The Supreme Court of Canada released reasons in its highly-anticipated trilogy of securities class action cases. In Canadian Imperial Bank of Commerce v. Green, a deeply divided Court reached differing conclusions on limitation period issues which have largely been rendered moot as a result of amendments to relevant securities legislation.1 More importantly, the Court unanimously confirmed that Plaintiffs face "rigorous" screening before leave will be granted to commence a statutory cause of action for secondary market misrepresentations. The Court also held that the determination of certain common issues arising from common law negligent misrepresentation claims were appropriate for class action proceedings.
The Test for Leave – A Rigorous Screening Process
Pursuant to s. 138.8 of the Securities Act (Ontario) (and in similar legislation across Canada), two requirements must be met before a court can grant Plaintiffs leave to pursue a statutory cause of action for secondary market misrepresentations: (i) the action must be brought in good faith and (ii) there must be a reasonable possibility that the action will be resolved in favour of the claimant.
In the trilogy, the Ontario Court of Appeal found that the test for obtaining leave is equivalent to the threshold applied during a motion for the certification of a class action. The purpose is to weed out hopeless claims and only allow those to go forward that have "some chance of success".
Earlier this year, in Theratechnologies Inc. v. 121851 Canada Inc., a case on appeal from the Quebec Court of Appeal, the Supreme Court articulated a significantly higher threshold at the leave stage than had been previously applied in either Quebec or Ontario.2 The Supreme Court held that the threshold should be more than a "speed bump" requiring that there be a reasonable or realistic chance that the action will succeed. A case with a reasonable possibility of success requires the claimant to offer both: (i) a plausible analysis of the applicable legislative provisions and (ii) some credible evidence in support of the claim.

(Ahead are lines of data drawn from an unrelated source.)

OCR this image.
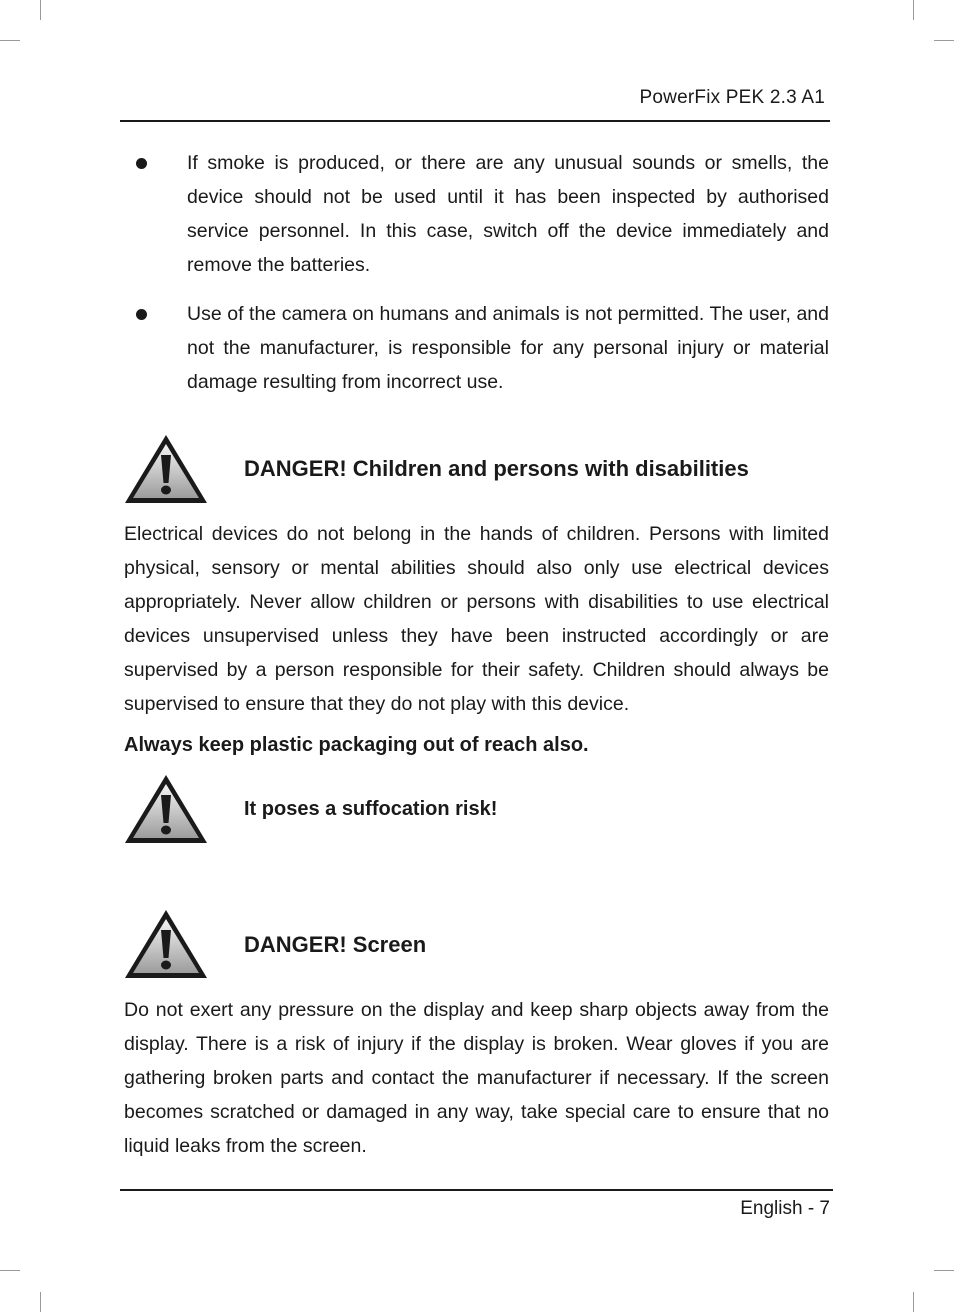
PowerFix PEK 2.3 A1
If smoke is produced, or there are any unusual sounds or smells, the device should not be used until it has been inspected by authorised service personnel. In this case, switch off the device immediately and remove the batteries.
Use of the camera on humans and animals is not permitted. The user, and not the manufacturer, is responsible for any personal injury or material damage resulting from incorrect use.
DANGER! Children and persons with disabilities
Electrical devices do not belong in the hands of children. Persons with limited physical, sensory or mental abilities should also only use electrical devices appropriately. Never allow children or persons with disabilities to use electrical devices unsupervised unless they have been instructed accordingly or are supervised by a person responsible for their safety. Children should always be supervised to ensure that they do not play with this device.
Always keep plastic packaging out of reach also.
It poses a suffocation risk!
DANGER! Screen
Do not exert any pressure on the display and keep sharp objects away from the display. There is a risk of injury if the display is broken. Wear gloves if you are gathering broken parts and contact the manufacturer if necessary. If the screen becomes scratched or damaged in any way, take special care to ensure that no liquid leaks from the screen.
English - 7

Although Theratechnologies was decided on the basis of Quebec's Securities Act, the Supreme Court noted in the trilogy that there is no difference between the language in that Act and the OSA. Accordingly, the Court affirmed Theratechnologies and held that the threshold test for granting leave articulated in that case applied in the context of s. 138.8 of the OSA and, by analogy, to the other common law provinces with similar legislative schemes. This decision will provide more certainty with respect to the leave test in statutory securities actions in the common law provinces.
Helpfully for those seeking to oppose such claims, the Court specifically noted that the leave requirement was meant to prevent U.S.-style "strike suits", which the Court characterized as "meritless actions launched in order to coerce targeted defendants into unjust settlements", and that the leave test was to serve as a "screening mechanism" to prevent against "entrepreneurial litigation".
Certification of Common Law Negligent Misrepresentation Claims
One of the advantages for plaintiffs of the statutory causes of action is that under the OSA, individuals are deemed to have relied upon the misrepresentation when deciding to purchase the relevant security on the secondary market eliminating the need to prove individual reliance, a necessary element to the common law cause of action of negligent misrepresentation. As such, the statutory regime removes a significant hurdle for plaintiffs, particularly in the class action context.
There has been healthy debate about whether common law misrepresentation claims should be certified in addition to statutory causes of action (or in lieu of statutory causes of action when leave is denied). The obvious hurdle to such claims is that in the absence of the statutory provisions, reliance must presumably be proven on an individual basis. This matter is important to plaintiffs and defendants alike given that common law causes of action are free from the stringent damages caps that apply to the statutory cause of action.
At the Supreme Court, the defendants argued that none of the purportedly common issues relating to the common law negligent misrepresentation claims should be certified and that a class action was not the preferable procedure with respect to such claims. The Supreme Court rejected the defendants' arguments and noted that the statutory right of action under s. 138.3 of the OSA was intended to be in addition to, and without derogation from, any other rights. In the result, the Supreme Court allowed some common issues to be certified, including those relating to the alleged misconduct by the defendants, but not issues relating to reliance or damages. The practical impact of this finding remains to be seen.
 A divided Supreme Court held that s. 28 of the Class Proceedings Act only operates to suspend the three-year limitation period once leave has been granted. While this issue was significant for the parties in question, it has largely been rendered moot given that relevant securities legislation has been amended to provide that the limitation period is suspended on the date a notice of motion for leave to commence the action is filed with the Court.
 In the opinion of the authors, the primary distinction between the leave test as set out by the Ontario Court of Appeal and the one set out by the Supreme Court in Theratechnologies lies not in the articulation of the test, but in the focus in Theratechnologies on the evidentiary record, and the Court's policy driven statement that the threshold should be more than a "speed bump".